Она стиснула ворот кофточки, медленно опустилась на стул.

— Какой ты жестокий, — тихо сказала она. — Ну, чем я виновата? Я люблю тебя. Люблю. Больше у меня ничего нет. Чего тебе от меня надо? За что ты мучишь меня? За что?

Он вдруг весь сгорбился, его большие руки повисли.

— Как же так… если ты действительно любишь… — Всю силу воли он собрал сейчас, пытаясь устоять перед внезапно нахлынувшей жалостью и болью.

— Не понимаю я такой любви. Мне так вот ничего не страшно.

Она криво усмехнулась. Он смотрел на ее яркие, плотно сжатые губы, все еще ожидая ответа.

— Ну так как же, Ри? Она молчала.

Тяжело переставляя ноги, он подошел, осторожно прижал ее голову к своей груди.

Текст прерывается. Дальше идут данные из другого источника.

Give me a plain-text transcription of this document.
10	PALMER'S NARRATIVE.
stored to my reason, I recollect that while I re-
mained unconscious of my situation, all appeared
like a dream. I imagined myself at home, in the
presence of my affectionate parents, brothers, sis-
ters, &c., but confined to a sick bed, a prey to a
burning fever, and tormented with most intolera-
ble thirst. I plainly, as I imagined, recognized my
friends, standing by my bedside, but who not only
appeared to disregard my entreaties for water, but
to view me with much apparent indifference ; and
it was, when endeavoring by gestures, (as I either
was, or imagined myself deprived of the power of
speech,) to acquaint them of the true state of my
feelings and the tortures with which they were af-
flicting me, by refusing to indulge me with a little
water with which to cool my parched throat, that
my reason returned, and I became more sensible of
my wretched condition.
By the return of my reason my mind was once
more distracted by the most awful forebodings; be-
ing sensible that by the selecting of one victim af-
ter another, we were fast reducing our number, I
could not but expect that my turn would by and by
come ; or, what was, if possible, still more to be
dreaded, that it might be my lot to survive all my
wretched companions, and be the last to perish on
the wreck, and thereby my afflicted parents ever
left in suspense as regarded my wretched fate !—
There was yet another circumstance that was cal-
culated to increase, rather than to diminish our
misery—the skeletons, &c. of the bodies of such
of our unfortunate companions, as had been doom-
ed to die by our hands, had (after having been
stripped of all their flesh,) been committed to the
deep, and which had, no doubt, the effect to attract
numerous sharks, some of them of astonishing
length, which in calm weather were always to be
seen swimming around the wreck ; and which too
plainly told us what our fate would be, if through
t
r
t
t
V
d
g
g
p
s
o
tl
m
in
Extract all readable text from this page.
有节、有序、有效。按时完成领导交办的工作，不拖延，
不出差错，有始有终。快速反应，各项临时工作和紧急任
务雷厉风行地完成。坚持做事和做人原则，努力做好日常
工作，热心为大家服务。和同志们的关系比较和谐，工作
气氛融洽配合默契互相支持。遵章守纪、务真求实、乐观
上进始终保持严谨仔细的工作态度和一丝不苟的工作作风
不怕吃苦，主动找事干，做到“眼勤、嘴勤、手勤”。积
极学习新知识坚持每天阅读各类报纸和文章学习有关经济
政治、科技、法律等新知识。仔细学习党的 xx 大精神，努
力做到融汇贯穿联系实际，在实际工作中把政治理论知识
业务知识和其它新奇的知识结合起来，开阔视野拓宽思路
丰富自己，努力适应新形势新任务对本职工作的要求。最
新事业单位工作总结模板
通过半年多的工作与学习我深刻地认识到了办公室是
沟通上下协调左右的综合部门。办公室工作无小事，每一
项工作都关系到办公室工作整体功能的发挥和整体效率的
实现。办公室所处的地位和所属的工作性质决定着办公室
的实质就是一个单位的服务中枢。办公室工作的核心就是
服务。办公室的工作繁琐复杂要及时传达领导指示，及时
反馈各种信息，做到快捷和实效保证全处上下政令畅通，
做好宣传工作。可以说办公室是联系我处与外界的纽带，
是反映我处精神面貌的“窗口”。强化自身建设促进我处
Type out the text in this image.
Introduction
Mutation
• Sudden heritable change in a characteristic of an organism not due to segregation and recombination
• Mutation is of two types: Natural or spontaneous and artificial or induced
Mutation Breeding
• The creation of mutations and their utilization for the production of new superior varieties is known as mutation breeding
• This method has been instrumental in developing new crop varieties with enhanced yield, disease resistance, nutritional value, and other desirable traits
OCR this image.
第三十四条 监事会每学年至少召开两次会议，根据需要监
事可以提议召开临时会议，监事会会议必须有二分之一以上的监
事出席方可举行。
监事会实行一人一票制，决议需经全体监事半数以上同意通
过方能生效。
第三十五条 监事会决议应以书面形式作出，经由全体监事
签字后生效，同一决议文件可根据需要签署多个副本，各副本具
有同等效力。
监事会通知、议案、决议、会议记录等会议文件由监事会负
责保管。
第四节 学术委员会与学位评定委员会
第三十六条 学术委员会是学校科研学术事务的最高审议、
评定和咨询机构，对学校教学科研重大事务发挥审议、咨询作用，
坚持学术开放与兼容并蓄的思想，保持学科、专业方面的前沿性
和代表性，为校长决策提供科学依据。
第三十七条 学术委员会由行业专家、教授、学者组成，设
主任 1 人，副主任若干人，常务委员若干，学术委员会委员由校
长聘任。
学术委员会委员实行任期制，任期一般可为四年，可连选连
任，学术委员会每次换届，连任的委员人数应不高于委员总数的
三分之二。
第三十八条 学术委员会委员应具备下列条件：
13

Им вдруг стало грустно. Они не понимали и не думали — отчего, им просто было до боли грустно. Андрей тихонько гладил ее волосы. Концы их были светлее, подпаленные, словно измученные частой завивкой. И только на шее сохранились маленькие нетронутые нежные завитки.

Они расстанутся, они уже расставались — эта мысль ошеломила обоих.

Молчание все больше отдаляло их, и никто первый не мог нарушить его. «Она не виновата», — думал Андрей, не сознавая, что его грусть и нежность были верными признаками наступающей разлуки. Ну хорошо, пусть разлука, но только не разрыв…

— Если ты передумаешь, я буду ждать, — горло его пересохло, голос хрипел. — Может быть, ты решишься… Ри?

— Может быть, — тоже хрипло повторила она.

— Ну что ж… — сказал он, откашливаясь. Он осторожно отстранил ее и отошел.

— У тебя пуговица висит, — сказала Рита. — Дай я пришью. Она достала нитки, иголку. Андрей сел, не снимая пиджака.

— На тебе пришивать? Плохая примета, — пошутила Рита. Ее пальцы с иголкой медленно двигались под полой пиджака. Ее колено касалось ноги Андрея, он чувствовал теплоту ее тела и сидел окаменев. Она наклонилась откусить нитку — прямо перед ним светились ее волосы, мелкие прозрачные завитки на белой шее.